Le contesté que casi todos los alumnos son nacidos en Pamplona, para empezar (con independencia del país de origen de sus progenitores). Asentía ella, pero razonaba diciendo que muchos alumnos, al no ser nativos de castellano, podían ralentizar a los que sí lo son. Surgió entonces en mi mente la imagen de los compañeros de mi hijo, con los que lleva desde los tres años, con etiquetas colgando: marroquí, ecuatoriano, dominicana, búlgaro, rumana, argelino, paraguaya, colombiano. Qué casualidad que la mayoría sí tengan el castellano como lengua materna (América nos gana por goleada a la «madre patria»), pero obviando eso sentí mucho y me apenó que los adultos tendamos a etiquetar de esta manera. Los niños no tienen prejuicios, se los creamos nosotros. Puede que los niños cuyos padres chapurrean el español (padres africanos, de Europa del este, asiáticos, etc.) lo tengan un poquito más difícil al comienzo de su escolarización. Pero ¿acaso nuestros hijos, cuya lengua materna es el español, hablan una palabra de inglés antes de ir al colegio? ¿Acaso no lo aprenden rápidamente? La mayoría de estos niños de padres extranjeros aprende castellano a una velocidad brutal. Porque además están inmersos en la realidad castellanoparlante. Juegan en castellano, ven televisión, escuchan el idioma a todas horas, y además tienen tres años, cuatro, cinco. Son las edades óptimas para aprender idiomas.

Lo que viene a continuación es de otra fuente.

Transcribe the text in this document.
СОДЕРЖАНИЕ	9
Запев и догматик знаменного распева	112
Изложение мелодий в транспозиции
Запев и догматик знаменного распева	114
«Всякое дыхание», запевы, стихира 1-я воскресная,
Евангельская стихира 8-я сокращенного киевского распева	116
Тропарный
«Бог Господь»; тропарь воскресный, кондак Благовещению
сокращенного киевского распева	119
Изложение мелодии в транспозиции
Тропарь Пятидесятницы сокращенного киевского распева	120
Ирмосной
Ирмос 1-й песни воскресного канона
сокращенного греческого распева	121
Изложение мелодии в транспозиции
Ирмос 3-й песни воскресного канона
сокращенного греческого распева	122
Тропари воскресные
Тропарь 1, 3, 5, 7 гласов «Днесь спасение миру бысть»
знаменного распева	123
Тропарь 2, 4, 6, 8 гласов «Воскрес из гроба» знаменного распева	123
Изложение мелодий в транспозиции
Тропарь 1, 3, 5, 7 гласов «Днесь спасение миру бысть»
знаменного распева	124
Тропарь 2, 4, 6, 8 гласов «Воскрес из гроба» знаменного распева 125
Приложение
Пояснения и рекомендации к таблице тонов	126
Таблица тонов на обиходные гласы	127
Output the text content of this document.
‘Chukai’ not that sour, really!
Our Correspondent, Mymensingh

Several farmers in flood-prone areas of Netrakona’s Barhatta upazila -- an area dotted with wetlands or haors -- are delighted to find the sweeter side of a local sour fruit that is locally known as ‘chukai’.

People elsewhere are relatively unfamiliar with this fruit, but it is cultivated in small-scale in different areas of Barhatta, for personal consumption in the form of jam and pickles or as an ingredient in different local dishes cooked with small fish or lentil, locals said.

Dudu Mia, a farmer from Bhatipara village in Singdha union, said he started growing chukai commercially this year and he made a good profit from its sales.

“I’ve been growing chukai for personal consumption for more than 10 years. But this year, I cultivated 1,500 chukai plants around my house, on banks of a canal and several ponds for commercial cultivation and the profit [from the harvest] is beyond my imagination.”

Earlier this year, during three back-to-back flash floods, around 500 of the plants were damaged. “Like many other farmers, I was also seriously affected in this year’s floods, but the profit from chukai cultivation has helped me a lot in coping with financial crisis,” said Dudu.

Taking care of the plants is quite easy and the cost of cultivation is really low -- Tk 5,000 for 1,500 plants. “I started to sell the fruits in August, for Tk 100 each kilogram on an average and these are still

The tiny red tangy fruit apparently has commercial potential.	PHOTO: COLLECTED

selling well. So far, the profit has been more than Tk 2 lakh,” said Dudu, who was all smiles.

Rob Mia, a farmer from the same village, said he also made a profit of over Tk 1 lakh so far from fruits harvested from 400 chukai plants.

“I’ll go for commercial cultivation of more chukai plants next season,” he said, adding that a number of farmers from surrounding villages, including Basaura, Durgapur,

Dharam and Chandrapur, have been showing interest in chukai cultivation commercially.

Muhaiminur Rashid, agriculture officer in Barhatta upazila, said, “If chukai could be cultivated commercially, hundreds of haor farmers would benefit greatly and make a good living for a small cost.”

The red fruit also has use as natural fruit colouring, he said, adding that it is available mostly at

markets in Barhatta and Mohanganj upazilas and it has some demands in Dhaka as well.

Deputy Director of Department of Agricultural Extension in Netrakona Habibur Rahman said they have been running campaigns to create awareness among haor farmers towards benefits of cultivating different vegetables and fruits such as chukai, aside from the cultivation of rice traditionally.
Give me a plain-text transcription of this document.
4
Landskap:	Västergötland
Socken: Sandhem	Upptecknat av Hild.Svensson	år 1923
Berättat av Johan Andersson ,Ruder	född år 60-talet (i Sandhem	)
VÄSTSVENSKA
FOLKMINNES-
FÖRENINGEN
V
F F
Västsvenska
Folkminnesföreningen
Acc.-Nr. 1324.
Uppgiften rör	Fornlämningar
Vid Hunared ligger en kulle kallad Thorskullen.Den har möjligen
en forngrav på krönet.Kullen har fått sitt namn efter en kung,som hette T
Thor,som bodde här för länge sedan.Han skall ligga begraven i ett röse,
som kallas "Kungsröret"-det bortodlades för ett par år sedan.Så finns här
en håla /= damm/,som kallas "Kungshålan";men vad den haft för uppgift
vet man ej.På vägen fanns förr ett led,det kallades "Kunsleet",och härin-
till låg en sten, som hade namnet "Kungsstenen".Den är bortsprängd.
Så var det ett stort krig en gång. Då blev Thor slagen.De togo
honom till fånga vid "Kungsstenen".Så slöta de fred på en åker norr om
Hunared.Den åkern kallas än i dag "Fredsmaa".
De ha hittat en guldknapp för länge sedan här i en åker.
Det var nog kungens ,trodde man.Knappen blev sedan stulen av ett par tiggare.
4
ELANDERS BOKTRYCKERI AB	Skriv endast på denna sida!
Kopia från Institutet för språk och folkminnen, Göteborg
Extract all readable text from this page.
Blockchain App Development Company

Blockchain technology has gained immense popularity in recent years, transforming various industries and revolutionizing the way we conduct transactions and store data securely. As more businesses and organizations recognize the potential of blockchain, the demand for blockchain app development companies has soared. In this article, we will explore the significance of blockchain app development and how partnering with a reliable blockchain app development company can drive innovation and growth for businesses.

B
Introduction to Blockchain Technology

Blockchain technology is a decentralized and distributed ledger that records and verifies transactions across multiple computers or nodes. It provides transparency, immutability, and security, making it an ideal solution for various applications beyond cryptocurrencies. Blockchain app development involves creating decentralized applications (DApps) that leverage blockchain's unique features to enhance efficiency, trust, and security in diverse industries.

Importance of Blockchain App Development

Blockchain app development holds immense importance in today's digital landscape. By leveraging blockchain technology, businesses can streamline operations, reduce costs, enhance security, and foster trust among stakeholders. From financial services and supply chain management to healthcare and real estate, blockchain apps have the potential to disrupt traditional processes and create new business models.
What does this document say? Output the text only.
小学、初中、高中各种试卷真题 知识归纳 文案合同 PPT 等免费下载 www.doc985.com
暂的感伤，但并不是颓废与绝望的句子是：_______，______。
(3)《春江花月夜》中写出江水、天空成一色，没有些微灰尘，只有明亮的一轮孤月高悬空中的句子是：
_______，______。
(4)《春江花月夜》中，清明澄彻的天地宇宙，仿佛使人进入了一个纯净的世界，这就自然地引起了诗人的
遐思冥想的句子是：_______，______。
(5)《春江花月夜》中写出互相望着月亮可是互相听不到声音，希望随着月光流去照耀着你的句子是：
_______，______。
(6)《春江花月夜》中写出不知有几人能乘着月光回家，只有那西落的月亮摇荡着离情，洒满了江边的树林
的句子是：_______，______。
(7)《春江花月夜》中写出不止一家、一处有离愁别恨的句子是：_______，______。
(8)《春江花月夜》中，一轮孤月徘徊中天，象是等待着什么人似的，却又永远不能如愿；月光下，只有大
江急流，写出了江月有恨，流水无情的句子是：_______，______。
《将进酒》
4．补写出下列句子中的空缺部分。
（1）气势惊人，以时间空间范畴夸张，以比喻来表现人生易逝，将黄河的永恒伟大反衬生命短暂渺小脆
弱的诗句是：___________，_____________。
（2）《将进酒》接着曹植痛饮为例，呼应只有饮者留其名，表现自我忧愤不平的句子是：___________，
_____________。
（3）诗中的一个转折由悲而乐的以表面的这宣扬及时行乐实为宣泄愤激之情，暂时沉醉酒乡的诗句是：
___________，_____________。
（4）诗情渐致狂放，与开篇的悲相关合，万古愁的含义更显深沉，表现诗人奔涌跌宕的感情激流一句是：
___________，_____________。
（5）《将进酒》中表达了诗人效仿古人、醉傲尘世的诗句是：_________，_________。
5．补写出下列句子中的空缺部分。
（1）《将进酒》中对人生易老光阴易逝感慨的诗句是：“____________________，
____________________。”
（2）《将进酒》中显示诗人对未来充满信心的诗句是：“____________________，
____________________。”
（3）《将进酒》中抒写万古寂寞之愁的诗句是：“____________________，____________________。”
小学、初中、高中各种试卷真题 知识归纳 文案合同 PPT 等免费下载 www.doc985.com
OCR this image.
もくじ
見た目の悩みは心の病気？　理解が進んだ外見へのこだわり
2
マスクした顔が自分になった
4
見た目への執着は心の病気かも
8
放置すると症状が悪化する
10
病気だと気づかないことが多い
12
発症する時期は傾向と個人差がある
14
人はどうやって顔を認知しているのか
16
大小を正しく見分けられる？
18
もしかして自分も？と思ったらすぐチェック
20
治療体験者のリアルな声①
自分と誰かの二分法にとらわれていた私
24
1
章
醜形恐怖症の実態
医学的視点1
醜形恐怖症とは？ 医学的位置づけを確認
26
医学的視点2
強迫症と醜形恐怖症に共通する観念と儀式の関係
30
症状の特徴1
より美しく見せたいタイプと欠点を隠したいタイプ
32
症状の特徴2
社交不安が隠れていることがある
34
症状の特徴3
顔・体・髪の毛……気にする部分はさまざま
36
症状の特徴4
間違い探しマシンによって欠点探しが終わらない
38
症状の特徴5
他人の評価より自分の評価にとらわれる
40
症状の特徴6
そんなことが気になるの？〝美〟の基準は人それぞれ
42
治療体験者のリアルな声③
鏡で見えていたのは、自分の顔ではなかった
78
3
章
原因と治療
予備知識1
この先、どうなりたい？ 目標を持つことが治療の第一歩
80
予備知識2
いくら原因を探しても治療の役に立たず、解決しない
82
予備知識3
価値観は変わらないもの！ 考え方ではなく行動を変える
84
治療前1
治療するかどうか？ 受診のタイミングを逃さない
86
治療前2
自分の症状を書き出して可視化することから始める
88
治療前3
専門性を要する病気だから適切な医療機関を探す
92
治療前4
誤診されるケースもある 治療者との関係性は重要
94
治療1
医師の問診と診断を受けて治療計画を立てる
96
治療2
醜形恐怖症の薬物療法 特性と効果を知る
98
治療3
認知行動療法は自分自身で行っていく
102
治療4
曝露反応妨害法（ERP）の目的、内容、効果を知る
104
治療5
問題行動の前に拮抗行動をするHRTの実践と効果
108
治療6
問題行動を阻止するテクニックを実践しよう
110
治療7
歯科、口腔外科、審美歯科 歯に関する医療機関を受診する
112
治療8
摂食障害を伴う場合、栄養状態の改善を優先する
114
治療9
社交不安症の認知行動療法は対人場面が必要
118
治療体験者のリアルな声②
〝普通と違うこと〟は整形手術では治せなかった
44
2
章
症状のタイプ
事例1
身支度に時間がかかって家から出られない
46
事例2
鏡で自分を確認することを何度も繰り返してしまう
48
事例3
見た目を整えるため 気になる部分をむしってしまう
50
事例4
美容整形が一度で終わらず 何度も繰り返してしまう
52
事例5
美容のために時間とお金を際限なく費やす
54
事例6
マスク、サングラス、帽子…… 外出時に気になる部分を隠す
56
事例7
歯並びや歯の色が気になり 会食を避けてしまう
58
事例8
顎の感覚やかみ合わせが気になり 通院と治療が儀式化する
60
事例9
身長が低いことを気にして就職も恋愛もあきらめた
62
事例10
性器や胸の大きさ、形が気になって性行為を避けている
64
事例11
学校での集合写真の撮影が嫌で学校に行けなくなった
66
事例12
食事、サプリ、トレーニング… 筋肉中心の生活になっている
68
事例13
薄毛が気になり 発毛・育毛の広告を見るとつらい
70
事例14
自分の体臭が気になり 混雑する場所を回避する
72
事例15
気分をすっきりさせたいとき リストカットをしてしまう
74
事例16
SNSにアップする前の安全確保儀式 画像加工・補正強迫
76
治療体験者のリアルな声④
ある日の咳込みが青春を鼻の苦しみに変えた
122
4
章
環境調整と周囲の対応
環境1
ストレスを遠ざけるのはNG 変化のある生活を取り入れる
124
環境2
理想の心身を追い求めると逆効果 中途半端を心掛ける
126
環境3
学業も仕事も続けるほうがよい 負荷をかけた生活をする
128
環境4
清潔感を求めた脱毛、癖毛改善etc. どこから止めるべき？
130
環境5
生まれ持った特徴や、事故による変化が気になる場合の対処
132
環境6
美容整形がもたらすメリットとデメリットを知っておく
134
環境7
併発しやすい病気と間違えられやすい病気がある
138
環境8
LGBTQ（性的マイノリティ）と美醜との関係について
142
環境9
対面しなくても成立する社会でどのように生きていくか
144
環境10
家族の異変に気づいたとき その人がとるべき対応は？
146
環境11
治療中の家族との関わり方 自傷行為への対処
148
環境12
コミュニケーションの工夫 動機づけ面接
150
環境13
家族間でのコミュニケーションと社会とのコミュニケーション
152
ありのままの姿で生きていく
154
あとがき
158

Por otro lado, la multiculturalidad es un filón tan amplio para explotar y trabajar en clase… Mi hijo trata a todos como iguales, de su boca salen nombres preciosos (Luis Carlos, Seineb, Nasredin, Ilias, Amira, Tousen), y todos son sus amigos. Los padres de estos niños son personas que se preocupan por la educación de sus hijos igual o más que nosotros, con vidas asentadas desde hace años en nuestra ciudad y, personalmente, creo que con bastante más tolerancia y respeto que mucha gente nacida aquí. No culpo a la madre que me hizo esa pregunta, es normal que sienta inquietud ante un paso tan importante. Solo me entristece que en 2018 sigamos poniendo etiquetas sin ver más allá. No somos gentilicios, somos personas.